Perempuan sebagai Ilham
Bagian kedelapan mengaitkan perempuan dengan kedua aspek kehidupan: sebagai ilham untuk hidup dan kematian. Perempuan di sini bukan hanya sebagai sumber kenikmatan tetapi juga sebagai penyebab keputusasaan. Gambaran perempuan yang mengajak tidur abadi menunjukkan paradoks antara kehidupan dan kematian yang saling berhubungan.
Penyerahan dan Akhir
Bagian terakhir menunjukkan penyerahan akhir dan hilangnya makna dalam kehidupan. "Langkah lelah tertampung / di kampung tak berhuni" mencerminkan akhir dari perjalanan hidup dan penyerahan diri tanpa pertanyaan lagi. Lagu anak yang surut dan bulan yang redup menggambarkan akhir yang damai dan penerimaan akhir dari segala sesuatu.

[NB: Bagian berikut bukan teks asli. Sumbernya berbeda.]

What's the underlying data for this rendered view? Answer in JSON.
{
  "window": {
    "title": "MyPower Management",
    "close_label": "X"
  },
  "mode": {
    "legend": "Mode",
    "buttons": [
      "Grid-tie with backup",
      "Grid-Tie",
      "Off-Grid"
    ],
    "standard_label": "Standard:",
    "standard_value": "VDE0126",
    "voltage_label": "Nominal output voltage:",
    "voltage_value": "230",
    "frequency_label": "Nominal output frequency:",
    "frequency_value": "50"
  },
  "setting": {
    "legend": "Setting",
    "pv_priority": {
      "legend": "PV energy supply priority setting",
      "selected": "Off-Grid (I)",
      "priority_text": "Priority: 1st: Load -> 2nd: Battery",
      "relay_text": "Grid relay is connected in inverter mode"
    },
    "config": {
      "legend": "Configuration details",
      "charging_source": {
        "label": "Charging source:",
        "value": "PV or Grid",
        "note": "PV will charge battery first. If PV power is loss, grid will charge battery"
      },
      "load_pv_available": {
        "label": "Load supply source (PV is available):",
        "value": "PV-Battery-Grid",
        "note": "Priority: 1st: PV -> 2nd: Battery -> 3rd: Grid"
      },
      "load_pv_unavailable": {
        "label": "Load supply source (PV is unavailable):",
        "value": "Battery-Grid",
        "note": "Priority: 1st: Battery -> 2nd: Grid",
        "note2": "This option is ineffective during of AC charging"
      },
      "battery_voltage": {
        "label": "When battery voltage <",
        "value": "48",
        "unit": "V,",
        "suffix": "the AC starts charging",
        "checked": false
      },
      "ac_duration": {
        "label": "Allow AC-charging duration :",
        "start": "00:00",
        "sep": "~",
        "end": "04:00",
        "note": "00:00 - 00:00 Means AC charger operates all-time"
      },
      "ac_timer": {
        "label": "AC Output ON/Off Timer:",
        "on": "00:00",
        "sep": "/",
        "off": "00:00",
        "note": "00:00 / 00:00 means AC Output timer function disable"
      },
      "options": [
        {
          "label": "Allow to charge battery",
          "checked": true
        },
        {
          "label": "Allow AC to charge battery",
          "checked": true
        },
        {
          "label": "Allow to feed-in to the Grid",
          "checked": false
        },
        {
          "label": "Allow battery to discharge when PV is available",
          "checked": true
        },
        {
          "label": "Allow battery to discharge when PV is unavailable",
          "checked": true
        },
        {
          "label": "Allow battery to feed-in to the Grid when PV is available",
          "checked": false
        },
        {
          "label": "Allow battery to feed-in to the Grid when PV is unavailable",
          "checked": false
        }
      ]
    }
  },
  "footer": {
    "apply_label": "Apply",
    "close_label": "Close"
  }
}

Puisi "Variasi pada Tema Maut" adalah sebuah karya yang mendalam dan kompleks, yang mengeksplorasi berbagai aspek kematian melalui lensa perasaan manusia. Setiap bagian memberikan pandangan yang berbeda, mulai dari kerinduan dan kekosongan hingga penyesalan dan penyerahan. Subagio Sastrowardoyo menyajikan maut tidak hanya sebagai akhir kehidupan tetapi sebagai tema yang mempengaruhi berbagai aspek eksistensi manusia, menyoroti kedalaman perasaan dan pemikiran yang berkisar di sekitar konsep kematian.
Karya: Subagio Sastrowardoyo
Biodata Subagio Sastrowardoyo:
- Subagio Sastrowardoyo lahir pada tanggal 1 Februari 1924 di Madiun, Jawa Timur.
- Subagio Sastrowardoyo meninggal dunia pada tanggal 18 Juli 1996 (pada umur 72 tahun) di Jakarta.